Several 40ft Seaplane Tenders were sent to South Africa during WW2. Of these boats, ST’s 430, 433, 1537, 1572 and 1580—only ST-433 is assumed to have survived and no other records are available as to the whereabouts or fate of the other four Tenders.
ST-433 was extensively altered and was rebuilt twice during her lifetime, first when rotten wood was replaced in her hull and the second time in the 1970’s when major alterations were done and her cabin section totally redesigned and reconstructed. After SAAF service she was laid up in a hangar for many years and was then handed to the SA maritime Museum as an exhibit. After space became a premium, she was nearly scrapped but was fortunately saved and moved to a static position outside the canteen at SAAF base Langebaanweg where she spent her next couple of years on land being battered and beaten by wind, rain and sun.

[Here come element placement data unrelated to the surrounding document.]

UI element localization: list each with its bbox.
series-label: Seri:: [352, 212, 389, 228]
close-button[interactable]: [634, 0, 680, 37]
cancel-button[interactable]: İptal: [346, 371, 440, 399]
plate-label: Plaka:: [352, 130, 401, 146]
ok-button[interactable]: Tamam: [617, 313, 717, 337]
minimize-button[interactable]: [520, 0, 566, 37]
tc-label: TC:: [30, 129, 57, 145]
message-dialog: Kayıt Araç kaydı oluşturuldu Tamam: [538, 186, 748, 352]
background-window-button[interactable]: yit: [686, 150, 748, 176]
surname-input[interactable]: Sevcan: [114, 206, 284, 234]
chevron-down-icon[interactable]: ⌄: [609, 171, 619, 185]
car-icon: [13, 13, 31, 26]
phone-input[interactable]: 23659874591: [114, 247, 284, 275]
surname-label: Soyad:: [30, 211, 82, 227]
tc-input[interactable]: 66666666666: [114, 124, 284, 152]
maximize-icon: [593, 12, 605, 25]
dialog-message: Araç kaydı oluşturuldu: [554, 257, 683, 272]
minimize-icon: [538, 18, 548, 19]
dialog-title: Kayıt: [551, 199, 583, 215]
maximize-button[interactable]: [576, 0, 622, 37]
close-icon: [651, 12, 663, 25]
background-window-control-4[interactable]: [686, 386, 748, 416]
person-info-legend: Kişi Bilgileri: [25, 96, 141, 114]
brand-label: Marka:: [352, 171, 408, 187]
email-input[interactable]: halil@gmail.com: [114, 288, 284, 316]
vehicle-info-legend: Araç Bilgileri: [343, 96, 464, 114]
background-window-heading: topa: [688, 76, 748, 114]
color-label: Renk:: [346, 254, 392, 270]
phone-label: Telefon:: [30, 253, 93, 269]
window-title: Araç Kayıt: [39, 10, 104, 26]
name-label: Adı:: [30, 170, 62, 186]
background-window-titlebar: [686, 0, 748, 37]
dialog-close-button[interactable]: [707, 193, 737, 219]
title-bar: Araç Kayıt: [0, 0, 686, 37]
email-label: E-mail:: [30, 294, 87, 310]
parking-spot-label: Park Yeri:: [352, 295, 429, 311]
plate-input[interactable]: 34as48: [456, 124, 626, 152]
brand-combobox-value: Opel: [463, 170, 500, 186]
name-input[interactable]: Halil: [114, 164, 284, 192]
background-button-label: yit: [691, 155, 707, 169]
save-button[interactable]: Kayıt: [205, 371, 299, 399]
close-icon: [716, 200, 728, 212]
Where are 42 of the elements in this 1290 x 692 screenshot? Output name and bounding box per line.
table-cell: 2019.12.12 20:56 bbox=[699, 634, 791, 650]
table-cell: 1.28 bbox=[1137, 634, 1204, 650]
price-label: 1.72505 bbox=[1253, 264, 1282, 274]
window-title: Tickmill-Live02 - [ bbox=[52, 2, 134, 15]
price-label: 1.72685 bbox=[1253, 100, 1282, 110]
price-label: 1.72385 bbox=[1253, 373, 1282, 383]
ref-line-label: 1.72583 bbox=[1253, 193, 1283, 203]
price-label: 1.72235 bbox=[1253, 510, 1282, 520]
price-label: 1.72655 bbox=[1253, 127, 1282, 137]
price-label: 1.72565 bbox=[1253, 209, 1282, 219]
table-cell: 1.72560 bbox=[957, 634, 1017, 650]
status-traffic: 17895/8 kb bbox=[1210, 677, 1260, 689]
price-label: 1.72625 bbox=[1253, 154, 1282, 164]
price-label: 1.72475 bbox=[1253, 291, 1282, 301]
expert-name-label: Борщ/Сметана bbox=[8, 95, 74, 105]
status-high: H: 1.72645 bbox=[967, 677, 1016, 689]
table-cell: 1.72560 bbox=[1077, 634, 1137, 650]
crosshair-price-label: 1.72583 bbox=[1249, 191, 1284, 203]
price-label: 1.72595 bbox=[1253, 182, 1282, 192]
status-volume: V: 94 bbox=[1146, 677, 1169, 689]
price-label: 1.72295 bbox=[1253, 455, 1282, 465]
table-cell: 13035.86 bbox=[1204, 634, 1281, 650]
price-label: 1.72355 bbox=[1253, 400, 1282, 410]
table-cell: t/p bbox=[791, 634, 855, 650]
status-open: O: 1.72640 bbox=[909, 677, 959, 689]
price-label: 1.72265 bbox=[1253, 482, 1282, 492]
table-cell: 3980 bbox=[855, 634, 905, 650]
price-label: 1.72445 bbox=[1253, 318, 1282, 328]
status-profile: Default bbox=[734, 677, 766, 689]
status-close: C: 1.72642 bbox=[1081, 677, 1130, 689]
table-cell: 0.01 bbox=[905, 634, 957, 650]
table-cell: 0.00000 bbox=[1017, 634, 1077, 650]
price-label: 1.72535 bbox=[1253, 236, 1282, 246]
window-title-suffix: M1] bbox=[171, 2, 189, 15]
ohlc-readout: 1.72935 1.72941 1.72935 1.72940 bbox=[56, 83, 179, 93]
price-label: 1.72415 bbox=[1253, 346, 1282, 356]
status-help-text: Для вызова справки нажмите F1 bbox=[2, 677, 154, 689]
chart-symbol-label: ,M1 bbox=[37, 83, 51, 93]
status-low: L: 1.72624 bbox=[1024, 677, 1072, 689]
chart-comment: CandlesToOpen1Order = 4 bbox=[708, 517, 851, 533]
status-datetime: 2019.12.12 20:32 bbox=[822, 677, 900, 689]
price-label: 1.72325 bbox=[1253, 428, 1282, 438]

In June 2004, Peter van der Linden the owner of Goose Adventures was contacted by Guy Ellis from the OBT (Old Boat Trust) and informed that ST-433 was going to be destroyed and whether we would be interested in taking her and restoring her for future use as an original Seaplane Tender for our proposed return of a luxury Flying Boat to SA in 2005. Although not having any interest in boats, Peter accepted the challenge and after extensive research and appealing to many for assistance, his interest grew to a point where he devoted most of his spare time to the saving and restoration of ST-433. With appeals to companies for sponsorship, advice and assistance he finally managed to have the ST moved back to Cape Town where she was housed at the SAAF Ysterplaat Museum for restoration.
ST-433 officially arrived back “home” on 20th December 2004 and was made ready for the long hard work that lay ahead to get her back in the water.